Hearing loss in neonates affects language development and subsequently the quality of life. The need for early detection and rehabilitation of hearing loss requires quick screening modalities. Hearing loss in neonates, especially those in high-risk groups (e.g.,Neonatal Intensive Care Unit graduates), is often underdiagnosed and can significantly affect speech, language, and cognitive development. Early detection using appropriate screening tools such as Distortion Product Otoacoustic Emissions (DPOAE) and Brainstem Evoked Response Audiometry (BERA) is vital.
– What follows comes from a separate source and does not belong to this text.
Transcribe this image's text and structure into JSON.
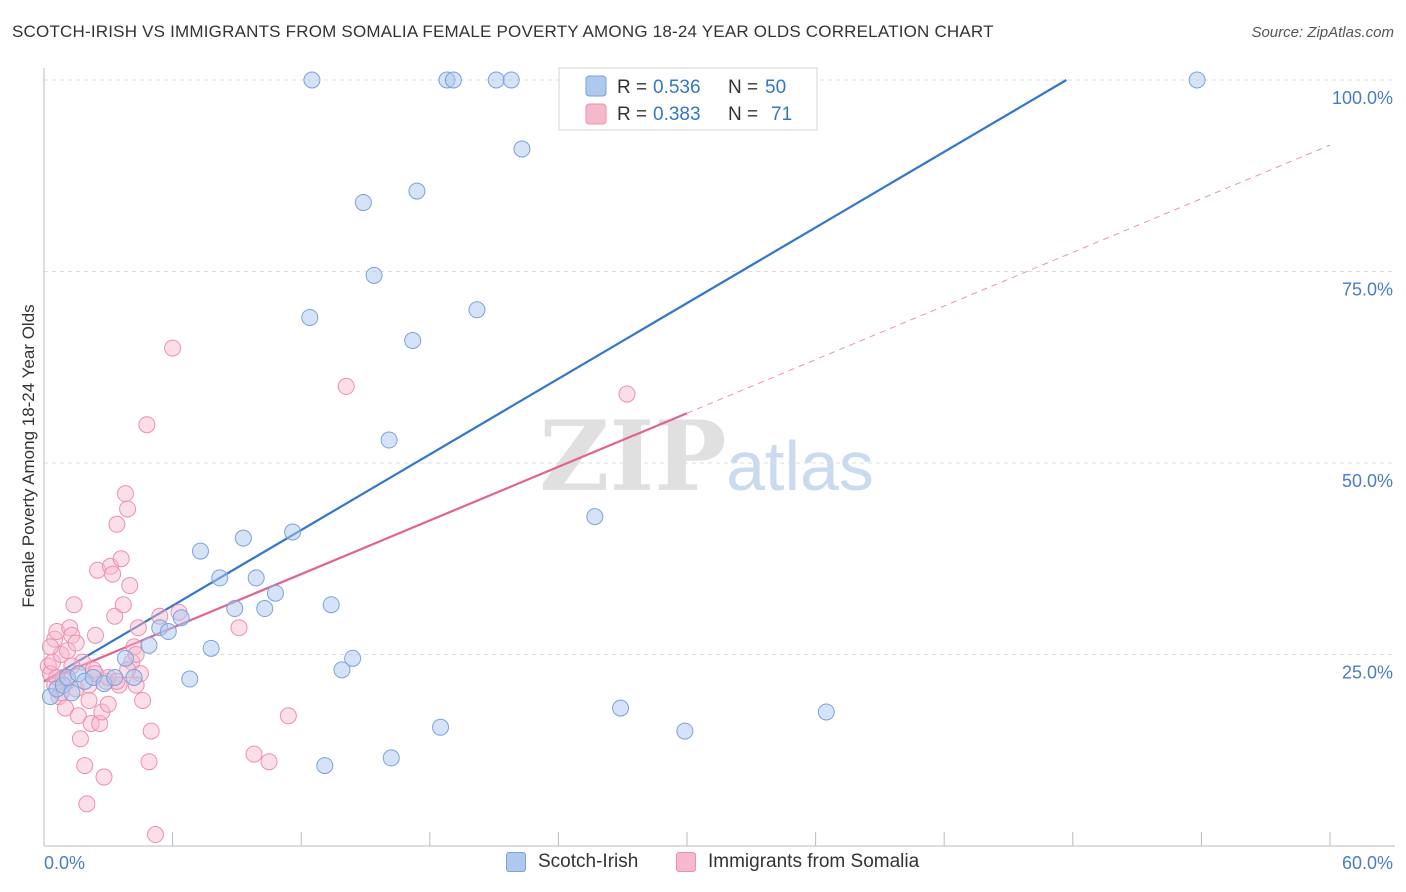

However, the reliability of OAE alone in this group is questionable, especially in conditions like Auditory Neuropathy Spectrum Disorder (ANSD).
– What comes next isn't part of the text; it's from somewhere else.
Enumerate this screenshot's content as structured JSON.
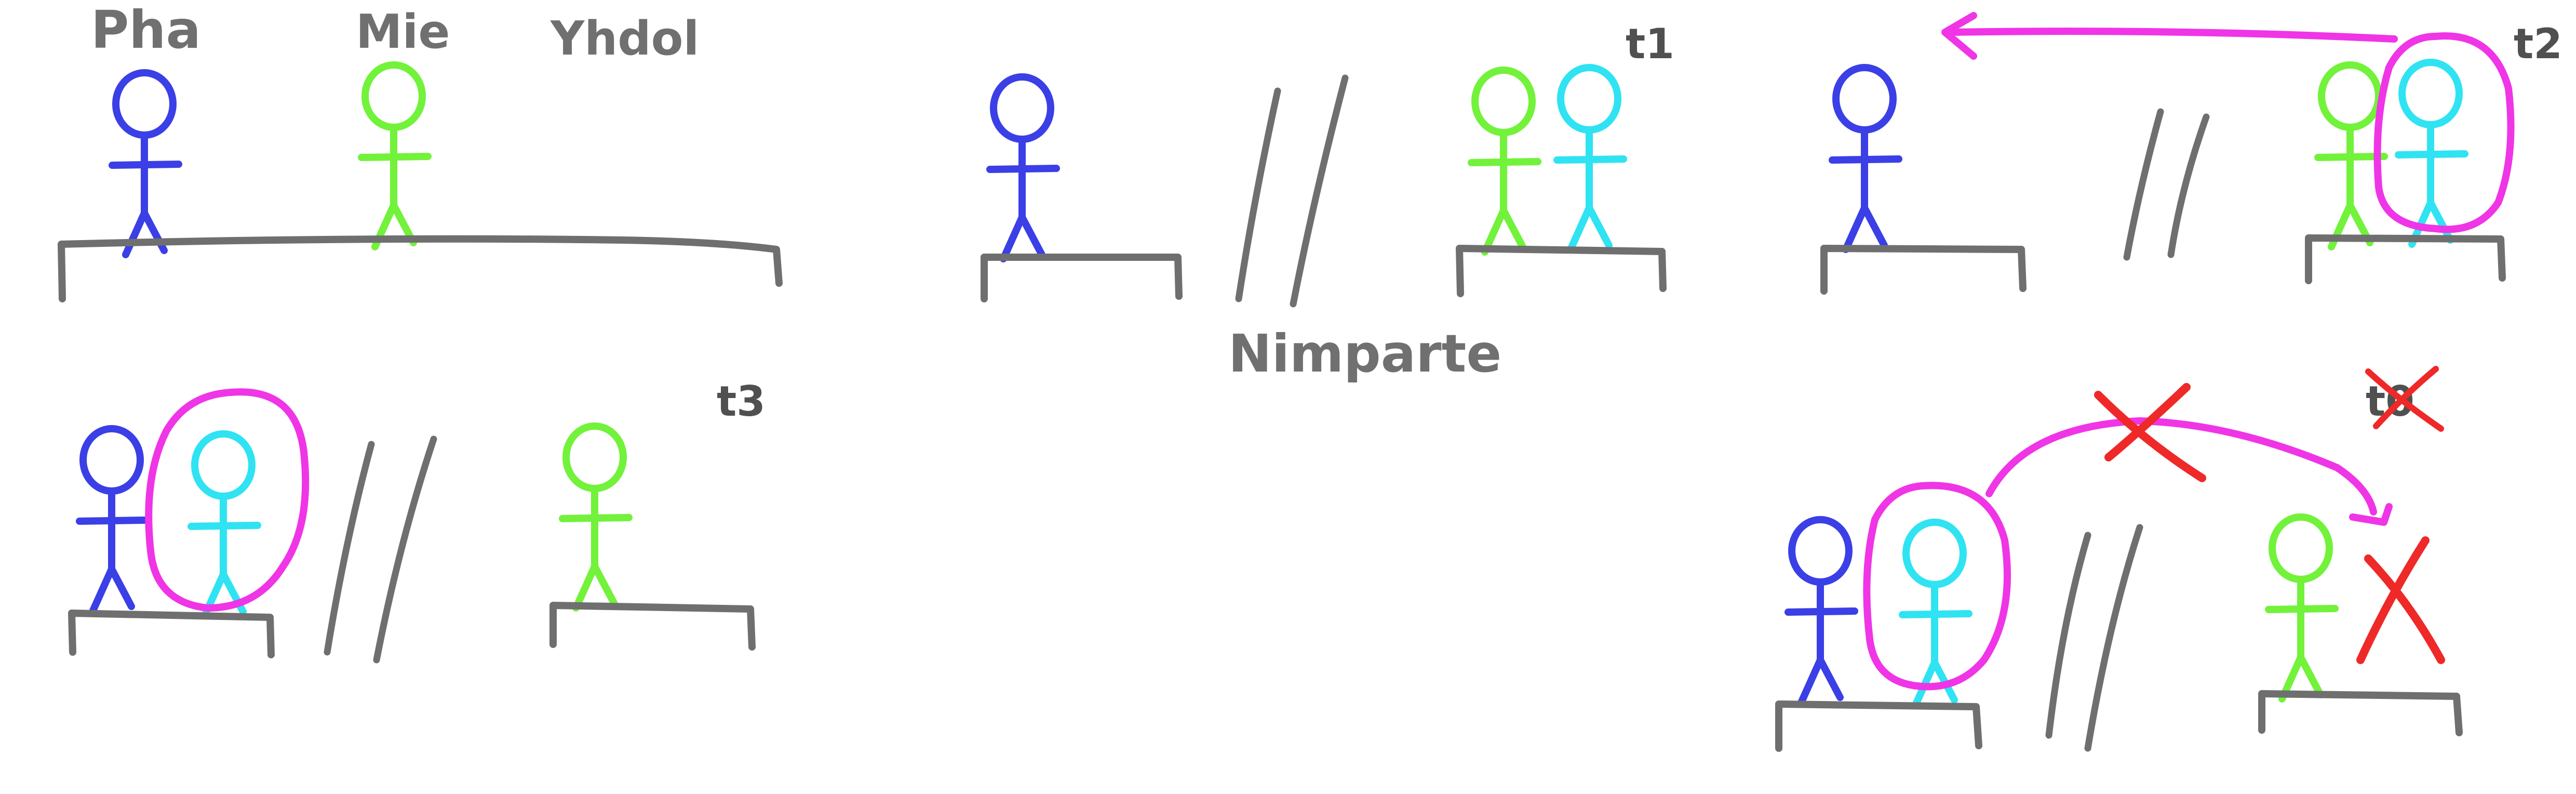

The present study was undertaken to evaluate the diagnostic accuracy of Distortion Product Otoacoustic Emissions (DPOAE) in comparison to Brainstem Evoked Response Audiometry (BERA) for the detection of hearing loss in neonates with high-risk factors, and to assess the association between specific risk factors and hearing outcomes. A prospective observational study was conducted over one year in a tertiary care hospital. One hundred high-risk neonates with predefined clinical risk factors (e.g., prematurity, low birth weight, hyperbilirubinemia, craniofacial anomalies, genetic syndromes) were enrolled. Regardless of the DPOAE result, all neonates were subsequently subjected to BERA testing on the same day using standard click stimuli under natural sleep. BERA waveforms were interpreted by a trained audiologist to determine hearing thresholds and identify any abnormalities, including features suggestive of auditory neuropathy. Sensitivity, specificity, positive predictive value (PPV), negative predictive value (NPV), and diagnostic accuracy of DPOAE were calculated against BERA as the reference standard. Of the 200 ears tested, DPOAE showed a “Pass” in 69% and “Refer” in 31%. BERA confirmed hearing loss in 16 ears, of which 4 were attributed to ANSD and 12 to other causes. The diagnostic performance of DPOAE in the study showed sensitivity of 75%, specificity of 72.8%, PPV of 19.4%, NPV of 97.1%, and overall diagnostic accuracy of 73%. Notably, 4 ears had normal DPOAE but abnormal BERA findings, indicative of ANSD. No statistically significant association was found between individual risk factors and hearing loss.

DPOAE, although a convenient screening tool, may miss neural hearing deficits such as ANSD. A combination of DPOAE and BERA enhances diagnostic accuracy and should be adopted for screening high-risk neonates to ensure timely diagnosis and intervention. Hearing loss in high-risk neonates can be missed if just one modality is used for screening, hence DPOAE along with BERA should be used as a combined tool.